Linear regression is used to construct a prediction formula for the target variable, given values of explanatory variables, by minimizing the sum of squared errors of linear fitting. Before constructing the linear regression formula, each explanatory variable is tested in order to determine whether a linear relationship to the target variable exists. The target variable is then predicted as a linear combination of the explanatory variables.
Linear regression is one of the most widely used modelling methods because of its effectiveness and completeness.

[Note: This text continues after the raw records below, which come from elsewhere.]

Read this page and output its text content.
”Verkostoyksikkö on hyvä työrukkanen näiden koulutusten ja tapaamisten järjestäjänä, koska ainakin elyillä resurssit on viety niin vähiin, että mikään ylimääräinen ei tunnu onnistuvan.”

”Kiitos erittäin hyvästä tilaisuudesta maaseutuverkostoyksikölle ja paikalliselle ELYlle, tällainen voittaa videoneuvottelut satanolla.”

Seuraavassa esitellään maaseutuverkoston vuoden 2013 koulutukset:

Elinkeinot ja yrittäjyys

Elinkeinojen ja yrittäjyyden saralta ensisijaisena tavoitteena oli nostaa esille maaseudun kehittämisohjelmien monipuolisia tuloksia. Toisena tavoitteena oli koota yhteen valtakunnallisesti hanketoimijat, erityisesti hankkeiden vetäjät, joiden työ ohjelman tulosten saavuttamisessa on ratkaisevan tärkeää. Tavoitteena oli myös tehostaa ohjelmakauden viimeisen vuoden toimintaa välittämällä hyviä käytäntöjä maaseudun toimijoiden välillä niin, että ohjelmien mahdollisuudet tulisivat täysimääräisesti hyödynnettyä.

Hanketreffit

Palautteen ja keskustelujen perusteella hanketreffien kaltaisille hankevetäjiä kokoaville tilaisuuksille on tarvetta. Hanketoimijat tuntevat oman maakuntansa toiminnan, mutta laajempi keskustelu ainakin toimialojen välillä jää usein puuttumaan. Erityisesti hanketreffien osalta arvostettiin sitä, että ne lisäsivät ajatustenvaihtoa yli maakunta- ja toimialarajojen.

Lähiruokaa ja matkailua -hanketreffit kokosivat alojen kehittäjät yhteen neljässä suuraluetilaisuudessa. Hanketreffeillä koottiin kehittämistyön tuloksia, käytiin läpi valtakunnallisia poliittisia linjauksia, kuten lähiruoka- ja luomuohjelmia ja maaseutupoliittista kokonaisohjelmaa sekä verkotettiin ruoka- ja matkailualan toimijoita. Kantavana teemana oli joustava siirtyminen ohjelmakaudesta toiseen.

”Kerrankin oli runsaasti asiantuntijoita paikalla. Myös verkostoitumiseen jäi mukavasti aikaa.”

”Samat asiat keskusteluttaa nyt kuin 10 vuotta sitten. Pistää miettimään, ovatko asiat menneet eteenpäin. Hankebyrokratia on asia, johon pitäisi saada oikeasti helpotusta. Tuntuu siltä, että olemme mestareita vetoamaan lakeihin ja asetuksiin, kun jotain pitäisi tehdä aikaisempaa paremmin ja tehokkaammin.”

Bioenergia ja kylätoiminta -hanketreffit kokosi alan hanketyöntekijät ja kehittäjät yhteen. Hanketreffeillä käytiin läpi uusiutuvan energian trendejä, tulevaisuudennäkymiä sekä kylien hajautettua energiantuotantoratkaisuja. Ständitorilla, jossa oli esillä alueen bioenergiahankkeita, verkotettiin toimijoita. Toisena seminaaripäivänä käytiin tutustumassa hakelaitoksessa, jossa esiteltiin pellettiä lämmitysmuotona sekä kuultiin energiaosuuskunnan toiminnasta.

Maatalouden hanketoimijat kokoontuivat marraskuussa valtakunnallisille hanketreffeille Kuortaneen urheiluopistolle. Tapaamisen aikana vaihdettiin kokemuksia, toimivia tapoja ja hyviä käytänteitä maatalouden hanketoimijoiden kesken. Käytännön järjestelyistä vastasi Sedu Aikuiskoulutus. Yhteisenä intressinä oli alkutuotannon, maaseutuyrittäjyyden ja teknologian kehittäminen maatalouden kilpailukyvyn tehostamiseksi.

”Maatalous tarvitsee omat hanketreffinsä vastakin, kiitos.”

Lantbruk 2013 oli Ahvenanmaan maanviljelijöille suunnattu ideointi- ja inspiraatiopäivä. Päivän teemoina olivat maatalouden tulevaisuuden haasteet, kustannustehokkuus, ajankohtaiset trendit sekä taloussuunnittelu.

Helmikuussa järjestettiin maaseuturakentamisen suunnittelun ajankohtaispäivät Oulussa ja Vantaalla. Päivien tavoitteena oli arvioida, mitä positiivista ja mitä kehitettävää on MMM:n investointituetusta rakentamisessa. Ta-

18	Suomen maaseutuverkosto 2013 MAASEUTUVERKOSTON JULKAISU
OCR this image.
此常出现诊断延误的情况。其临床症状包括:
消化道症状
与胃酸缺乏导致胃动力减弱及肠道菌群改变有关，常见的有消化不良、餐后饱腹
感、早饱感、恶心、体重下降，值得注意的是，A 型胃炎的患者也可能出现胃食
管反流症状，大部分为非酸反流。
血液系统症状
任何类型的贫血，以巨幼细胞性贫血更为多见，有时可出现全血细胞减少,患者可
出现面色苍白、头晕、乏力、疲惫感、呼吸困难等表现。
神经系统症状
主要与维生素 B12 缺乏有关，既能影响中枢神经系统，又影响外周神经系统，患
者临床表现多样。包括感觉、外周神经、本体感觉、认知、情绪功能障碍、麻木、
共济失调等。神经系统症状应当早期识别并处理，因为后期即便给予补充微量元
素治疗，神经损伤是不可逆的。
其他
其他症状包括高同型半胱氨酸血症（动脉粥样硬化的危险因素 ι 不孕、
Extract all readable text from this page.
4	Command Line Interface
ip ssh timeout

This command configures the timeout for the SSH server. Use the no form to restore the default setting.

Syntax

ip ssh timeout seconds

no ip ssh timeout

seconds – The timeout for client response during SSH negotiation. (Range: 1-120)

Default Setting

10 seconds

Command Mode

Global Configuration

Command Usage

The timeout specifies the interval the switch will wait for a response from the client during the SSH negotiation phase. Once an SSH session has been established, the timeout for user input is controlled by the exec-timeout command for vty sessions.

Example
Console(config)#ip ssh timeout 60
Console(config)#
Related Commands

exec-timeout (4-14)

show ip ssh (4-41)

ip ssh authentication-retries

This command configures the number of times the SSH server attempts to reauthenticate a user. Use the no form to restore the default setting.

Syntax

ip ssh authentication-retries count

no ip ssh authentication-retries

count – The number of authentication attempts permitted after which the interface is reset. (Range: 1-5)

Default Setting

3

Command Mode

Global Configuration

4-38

Although the majority of processes are nonlinear in nature, many of them are well-approximated by linear models.
Linear regression estimates unknown parameters and assesses whether these parameters are statistically significant, which often has a clear meaning to scientific questions. Linear regression also assesses whether the model is statistically significant. The resulting model can be used to predict the target variable and confidence intervals.
Neural networks are mathematical structures which are analogous to biological neural networks. The artificial neurons are set in layers and interconnected with each other. The neural networks are capable of processing non-linear statistical data and modelling complex relationships between inputs and outputs.
The most basic radial basis network consists of three separate layers. The input layer is the explanatory variables. The second layer is a hidden layer of high dimension. The output layer is the response of the network. The network topology is determined by the number of hidden units. One response is involved in this application.
Neural Networks are generally considered a ‘black box’ approach since the model parameters are hard to interpret in terms of physical meanings.